Disease Pathways in Podocyte Injury - Approaching FSGS by single-nucleus RNA-sequencing

足细胞损伤的疾病途径 - 通过单核 RNA 测序探讨 FSGS

• 批准号: 433158430
• 负责人: Dr. Martin Kann
• 金额: --
• 依托单位: Lehrstuhl Systembiologie (Andreas Beyer)
• 依托单位国家: 德国
• 项目类别: Research Grants
• 财政年份: 2020
• 资助国家: 德国
• 起止时间: 2019-12-31 至 2020-12-31
• 项目状态: 已结题
• 来源: https://gepris.dfg.de/gepris/projekt/433158430?language=en
• 关键词: Disease; Pathways; Podocyte; Injury; Approaching

Podocytes are the epithelial cell-type of the renal filtration unit – the glomerulus – and podocyte disease leads to proteinuric and progressive kidney disease. The common and unifying glomerular phenotype of progressive podocyte damage and loss is focal and segmental glomerulosclerosis (FSGS). FSGS is a histologic pattern resulting from various heterogeneous and progressive disease processes that involve podocyte pathology. A hallmark of FSGS is its heterogeneity, in particular the simultaneous occurrence of various cell populations reflecting different degrees of cell damage and disease-specific molecular signatures within the same tissue. This situation is comparable to the heterogeneity of malignant tumor tissues, which may simultaneously contain tumor stem cells, differentiated and de-differentiating tumor cells, healthy cells of the host tissue, various immune cells, as well as tumor cells responding to the attacking immune system. The underlying cause of FSGS has remained elusive and the different disease entities leading to this histopathological pattern of injury are not clear. In tumor biology, single-cell and single-nucleus RNA-sequencing (scRNAseq, snRNAseq) have recently proven as powerful techniques to delineate cell populations within tumors, characterize the immune response, and understand mechanisms of resistance to tumor therapy. We have recently employed this technique to elucidate the cellular composition of the renal glomerulus (Karaiskos et al. 2018) and will now use snRNAseq to elucidate cell-specific transcriptional patterns during early pathogenesis of FSGS. Due to cellular heterogenity in the response to disease-causing stimuli in FSGS snRNAseq holds the promise to add much to the current knowledge on this disease. To reach this goal, we will employ 3 different mouse models of FSGS (one genetic model (Wt1hetdel), one toxic model (adriamycin) and one transgenic mouse model employing the podocyte-specific expression of the diphtheria toxin receptor. The data obtained will be combined with available multilayered omics-data (bulkRNAseq, proteomics, phospho-proteomics and metabolomics) to take the next towards identifying the cell biological changes underlying the pathogenesis of FSGS and to decipher cell-type specific responses in the glomerulus.
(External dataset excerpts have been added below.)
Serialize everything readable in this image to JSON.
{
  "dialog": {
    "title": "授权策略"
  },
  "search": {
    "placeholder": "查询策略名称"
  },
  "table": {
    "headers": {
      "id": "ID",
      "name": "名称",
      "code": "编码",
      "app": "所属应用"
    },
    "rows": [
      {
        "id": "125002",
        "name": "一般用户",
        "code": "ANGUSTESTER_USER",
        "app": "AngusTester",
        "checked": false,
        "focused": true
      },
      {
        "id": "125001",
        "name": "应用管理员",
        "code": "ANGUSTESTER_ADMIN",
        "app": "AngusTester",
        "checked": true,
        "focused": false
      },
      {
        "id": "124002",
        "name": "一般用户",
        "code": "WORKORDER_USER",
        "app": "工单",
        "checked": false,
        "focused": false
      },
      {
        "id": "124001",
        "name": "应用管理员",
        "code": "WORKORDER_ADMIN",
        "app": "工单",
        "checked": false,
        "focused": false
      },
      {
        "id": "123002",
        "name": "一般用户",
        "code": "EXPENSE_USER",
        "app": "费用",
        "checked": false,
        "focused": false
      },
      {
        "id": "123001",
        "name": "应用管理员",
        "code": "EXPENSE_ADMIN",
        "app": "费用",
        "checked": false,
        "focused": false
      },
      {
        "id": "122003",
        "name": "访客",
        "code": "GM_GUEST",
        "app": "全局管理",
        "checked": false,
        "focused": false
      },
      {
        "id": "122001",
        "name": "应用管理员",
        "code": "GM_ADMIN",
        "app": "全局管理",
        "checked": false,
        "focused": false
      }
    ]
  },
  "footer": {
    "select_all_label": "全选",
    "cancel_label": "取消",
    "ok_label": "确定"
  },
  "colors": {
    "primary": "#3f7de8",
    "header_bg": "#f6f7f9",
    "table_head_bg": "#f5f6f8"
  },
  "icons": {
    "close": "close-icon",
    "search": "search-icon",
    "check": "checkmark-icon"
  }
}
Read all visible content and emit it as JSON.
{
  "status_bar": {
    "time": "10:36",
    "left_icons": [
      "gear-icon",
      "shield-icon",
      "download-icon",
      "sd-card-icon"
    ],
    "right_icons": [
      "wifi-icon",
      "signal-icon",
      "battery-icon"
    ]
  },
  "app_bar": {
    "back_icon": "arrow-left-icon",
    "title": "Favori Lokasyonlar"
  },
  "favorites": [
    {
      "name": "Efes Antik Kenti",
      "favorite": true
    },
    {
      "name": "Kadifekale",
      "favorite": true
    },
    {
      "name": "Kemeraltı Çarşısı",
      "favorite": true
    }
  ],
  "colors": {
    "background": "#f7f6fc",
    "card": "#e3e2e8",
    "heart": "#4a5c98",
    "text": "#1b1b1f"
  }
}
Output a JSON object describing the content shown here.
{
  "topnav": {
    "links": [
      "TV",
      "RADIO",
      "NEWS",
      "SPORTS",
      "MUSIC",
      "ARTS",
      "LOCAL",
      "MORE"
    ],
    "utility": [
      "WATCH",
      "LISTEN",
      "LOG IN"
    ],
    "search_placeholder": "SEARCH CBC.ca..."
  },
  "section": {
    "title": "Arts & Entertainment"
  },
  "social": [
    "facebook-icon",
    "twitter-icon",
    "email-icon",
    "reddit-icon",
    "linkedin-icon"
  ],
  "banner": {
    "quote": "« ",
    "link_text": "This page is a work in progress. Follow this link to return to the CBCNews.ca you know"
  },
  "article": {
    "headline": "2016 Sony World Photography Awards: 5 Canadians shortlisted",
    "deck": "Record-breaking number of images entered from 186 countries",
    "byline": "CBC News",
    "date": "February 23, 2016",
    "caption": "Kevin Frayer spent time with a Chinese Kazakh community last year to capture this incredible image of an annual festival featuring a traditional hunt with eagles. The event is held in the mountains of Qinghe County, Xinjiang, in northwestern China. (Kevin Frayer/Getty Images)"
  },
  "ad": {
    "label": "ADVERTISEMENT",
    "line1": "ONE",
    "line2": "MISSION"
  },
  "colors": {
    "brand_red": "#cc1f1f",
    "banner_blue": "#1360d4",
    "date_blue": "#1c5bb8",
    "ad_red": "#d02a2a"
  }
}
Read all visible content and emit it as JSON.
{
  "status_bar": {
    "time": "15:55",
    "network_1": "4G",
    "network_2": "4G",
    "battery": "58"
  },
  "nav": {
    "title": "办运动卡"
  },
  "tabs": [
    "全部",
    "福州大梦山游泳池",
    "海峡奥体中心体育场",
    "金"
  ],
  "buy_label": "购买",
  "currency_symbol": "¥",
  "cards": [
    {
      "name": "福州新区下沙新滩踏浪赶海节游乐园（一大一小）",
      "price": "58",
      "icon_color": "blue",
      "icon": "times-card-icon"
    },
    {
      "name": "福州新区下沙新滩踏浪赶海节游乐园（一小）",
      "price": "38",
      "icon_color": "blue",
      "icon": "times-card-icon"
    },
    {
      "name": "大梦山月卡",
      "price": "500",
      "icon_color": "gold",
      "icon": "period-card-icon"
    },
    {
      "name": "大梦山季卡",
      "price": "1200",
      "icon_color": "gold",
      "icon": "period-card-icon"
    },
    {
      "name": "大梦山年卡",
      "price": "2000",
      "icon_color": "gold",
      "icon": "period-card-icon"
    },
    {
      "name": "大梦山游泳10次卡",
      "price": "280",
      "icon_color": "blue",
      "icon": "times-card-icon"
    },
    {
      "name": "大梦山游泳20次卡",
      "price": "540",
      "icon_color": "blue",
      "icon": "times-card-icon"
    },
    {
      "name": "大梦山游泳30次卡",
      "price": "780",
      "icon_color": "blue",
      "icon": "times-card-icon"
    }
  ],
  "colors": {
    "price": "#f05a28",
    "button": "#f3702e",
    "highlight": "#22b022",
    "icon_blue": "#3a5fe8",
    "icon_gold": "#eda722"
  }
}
足细胞是肾脏滤过单位（肾小球）的上皮细胞类型，足细胞疾病会导致蛋白尿和进行性肾脏疾病。进行性足细胞损伤和丧失的常见且统一的肾小球表型是局灶性和节段性肾小球硬化（FSGS）。 FSGS 是一种由涉及足细胞病理学的各种异质性和进行性疾病过程引起的组织学模式。 FSGS 的一个标志是其异质性，特别是不同细胞群同时出现，反映了同一组织内不同程度的细胞损伤和疾病特异性分子特征。这种情况类似于恶性肿瘤组织的异质性，其中可能同时含有肿瘤干细胞、分化和去分化的肿瘤细胞、宿主组织的健康细胞、各种免疫细胞以及对攻击性免疫系统做出反应的肿瘤细胞。 FSGS 的根本原因仍然难以捉摸，导致这种损伤的组织病理学模式的不同疾病实体尚不清楚。在肿瘤生物学中，单细胞和单核 RNA 测序（scRNAseq、snRNAseq）最近被证明是描绘肿瘤内细胞群、表征免疫反应和了解肿瘤治疗耐药机制的强大技术。我们最近采用这种技术来阐明肾小球的细胞组成（Karaiskos et al. 2018），现在将使用 snRNAseq 来阐明 FSGS 早期发病机制期间的细胞特异性转录模式。由于 FSGS 中细胞对致病刺激的反应存在异质性，snRNAseq 有望丰富目前对该疾病的了解。为了实现这一目标，我们将采用 3 种不同的 FSGS 小鼠模型（一种遗传模型 (Wt1hetdel)、一种毒性模型（阿霉素）和一种采用白喉毒素受体足细胞特异性表达的转基因小鼠模型。获得的数据将与可用的多层组学数据（bulkRNAseq、蛋白质组学、磷酸蛋白质组学和 代谢组学）下一步旨在识别 FSGS 发病机制背后的细胞生物学变化，并破译肾小球中细胞类型的特异性反应。